Take some time to enjoy the moment and the environment around you. Here are a few ideas:

  • Get a plant for your workspace
  • Have a ‘clear the clutter’ day
  • Take notice of how your colleagues are feeling or acting
  • Take a different route on your journey to or from work
  • Visit a new place for lunch.


Continued learning through life enhances self-esteem and encourages social interaction and a more active life.

Anecdotal evidence suggests that the opportunity to engage in work or educational activities, particularly, helps to lift older people out of depression. The practice of setting goals, which is related to adult learning in particular, has been strongly associated with higher levels of wellbeing.

Why not learn something new today? Here are a few more ideas:

  • Find out something about your colleagues
  • Sign up for a class
  • Read the news or a book
  • Set up a book club
  • Do a crossword or Sudoku
  • Research something you’ve always wondered about
  • Learn a new word.


Participation in social and community life has attracted a lot of attention in the field of wellbeing research.
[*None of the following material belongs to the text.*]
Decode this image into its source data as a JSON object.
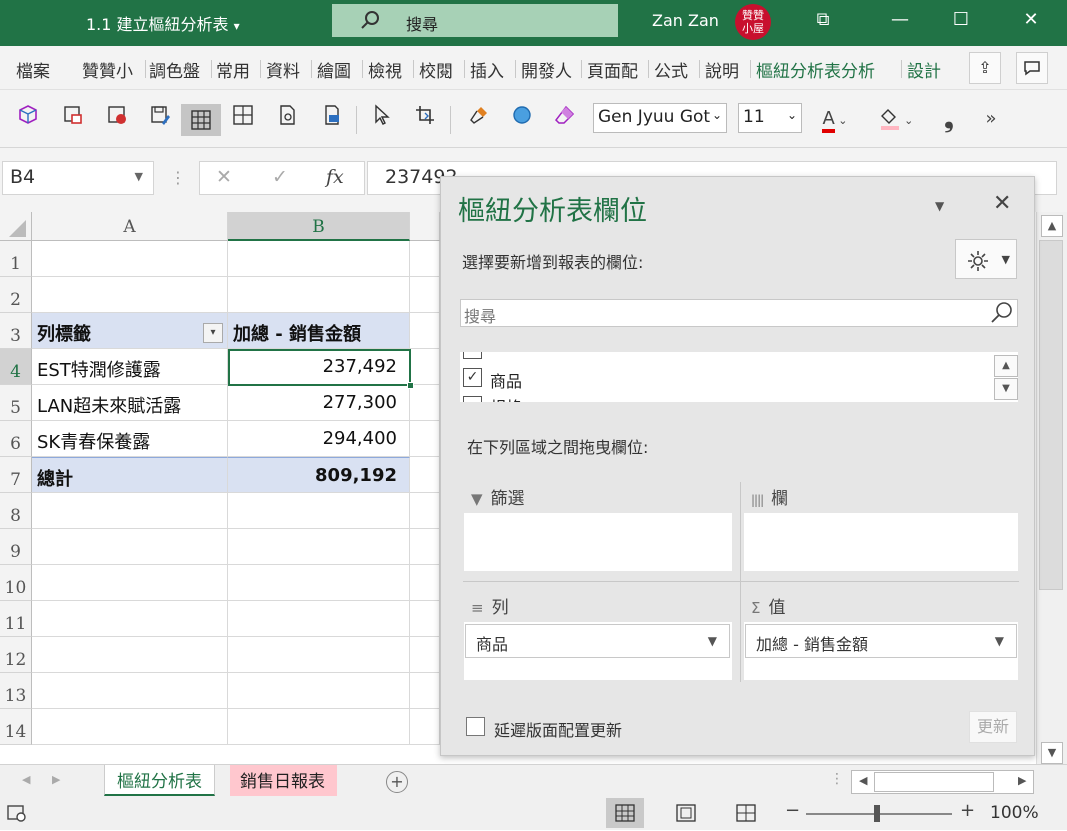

Individuals who report a greater interest in helping others are more likely to rate themselves as happy.

Research into actions for promoting happiness has shown that committing an act of kindness once a week over a six-week period is associated with an increase in wellbeing.

What opportunities are there for you to give? Here is a final crop of ideas from Practice Business:

  • Volunteer in your locality – schools, libraries, hospitals and hospices are often in need of help
  • Is there a sports club or youth club nearby that could do with an extra pair of hands?
  • Visit an elderly neighbour and have a chat
  • Think about how you can help out a work colleague
  • Go to a pub quiz or karaoke night.